If you ask the data for “information” beyond the sufficient statistics, not only are your estimates population-dependent, they are subject to whatever extraneous factors that might separate high scores from low scores in that population. This means sacrificing validity in the name of reliability.
Rasch did not see his problem as data fitting. As an educator, he saw it directly: more able students do better on the set tasks than less able students. As an associate of Ronald Fisher (either the foremost statistician of the twentieth century who also made contributions to genetics or the foremost geneticist of the twentieth century who also made contributions to statistics), Rasch knew about logistic growth models and sufficient statistics. Anything left in the data, after reaping the information with the sufficient statistics, should be noise and should be used to control the model. The size of the residuals isn’t as interesting as the structure, or lack thereof.¹
Rasch Measurement Theory certainly has its community and the members certainly adhere and seem to find enough to do. Initially, Rasch found his results satisfying because it got him around the vexing problem of how to assess the effectiveness of remedial reading instruction when he didn’t have a common set of items or common set of examinees over time. This led him to identify a class of models that define Specific Objectivity.
Rasch’s crisis (how to salvage a poorly thought-out experiment) hardly rises to the epic level of Galileo’s crisis with Aristotle, or Copernicus’ crisis with Ptolemy, or Einstein’s crisis with Newton. A larger view would say the crisis came about because the existing paradigms did not lead us to “measurement”, as most of science would define it.
In the words of William Thomson, Lord Kelvin:
“When you can measure what you are speaking about and express it in numbers, you know something about it; but when you cannot measure it, when you cannot express it in numbers, your knowledge is of a meager and unsatisfactory kind.“
Rasch’s solution did change the world for any adherents who were willing to accept his principles and follow his methods. They now knew how to ‘equate’ scores from disparate instruments, but beyond that, how to develop scales for measuring, define constructs to be measured, and do better science.
Rasch’s solution to his problem in the 1950s with remedial reading scores is still the exemplar and “local” definition of the paradigm. His generalization of that solution to an entire class of models and his exposition of “specific objectivity” are the “global” definition. (Rasch, 1960)
There’s a problem with all this. I am trying to force fit Rasch’s contribution into Kuhn’s “Structure of Scientific Revolutions” paradigm when Rasch Measurement admittedly isn’t science. It’s mathematics, or statistics, or psychometrics; a tool, certainly a very useful tool, like Analysis of Variance or Large Hadron Colliders.
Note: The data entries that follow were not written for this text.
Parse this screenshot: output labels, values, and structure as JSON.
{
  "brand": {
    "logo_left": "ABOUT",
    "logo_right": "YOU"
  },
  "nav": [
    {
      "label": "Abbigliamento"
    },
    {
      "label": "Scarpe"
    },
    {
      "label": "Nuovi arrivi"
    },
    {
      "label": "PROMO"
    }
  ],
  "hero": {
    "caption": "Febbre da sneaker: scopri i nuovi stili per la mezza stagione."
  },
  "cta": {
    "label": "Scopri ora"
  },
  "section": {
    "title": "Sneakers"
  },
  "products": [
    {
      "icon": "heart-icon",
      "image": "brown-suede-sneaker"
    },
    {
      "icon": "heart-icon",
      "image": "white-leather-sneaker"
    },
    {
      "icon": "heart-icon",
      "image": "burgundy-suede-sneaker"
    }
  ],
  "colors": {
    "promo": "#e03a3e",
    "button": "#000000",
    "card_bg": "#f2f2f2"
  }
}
Measures are necessary precursors to science. Some of the weaknesses in pre-Rasch thinking about measurement are suggested in the following koans, hoping for enlightened measurement, not Zen enlightenment.
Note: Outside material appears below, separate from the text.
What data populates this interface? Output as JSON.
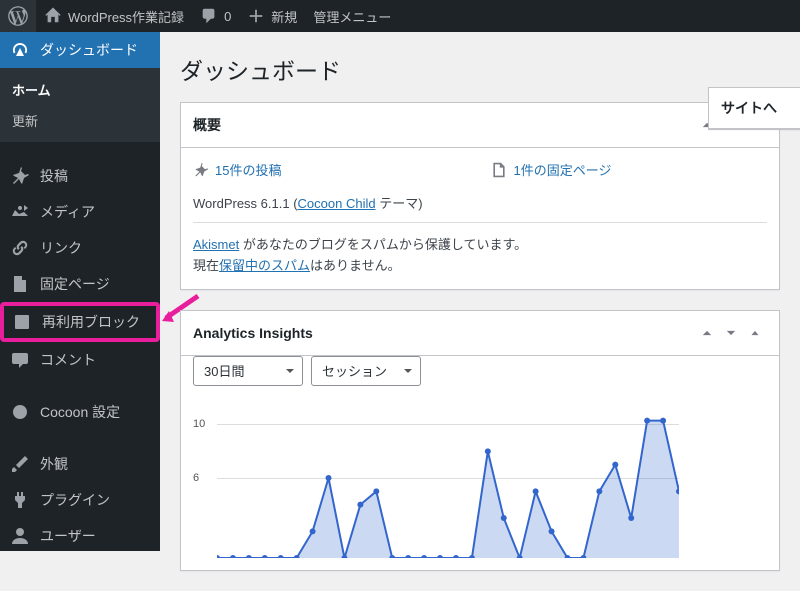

"Whatever exists at all exists in some amount. To know it thoroughly involves knowing its quantity as well as its quality." E. L. Thorndike
"Within the range of objects for which the measuring instrument is intended, its function must be independent of the object of measurement." L. L. Thurstone
"You never know a line is crooked unless you have a straight one to put next to it." Socrates
"Correlations are population-dependent, and therefore scientifically rather uninteresting." Georg Rasch
"We can act as though measured differences along the latent trait are distances on a river but whoever is piloting better watch for meanders and submerged rocks."
"We may be trying to measure size; perhaps height and weight would be better. Or perhaps, we are measuring 'weight', when we should go after 'mass'"
"The larger our island of knowledge, the longer our shoreline of wonder." Ralph W. Sockman
"The most exciting thing to hear in science ... is not 'Eureka' but 'That's funny.'" Isaac Asimov
1A subtitle for my own dissertation could be “Rasch’s errors are my data.”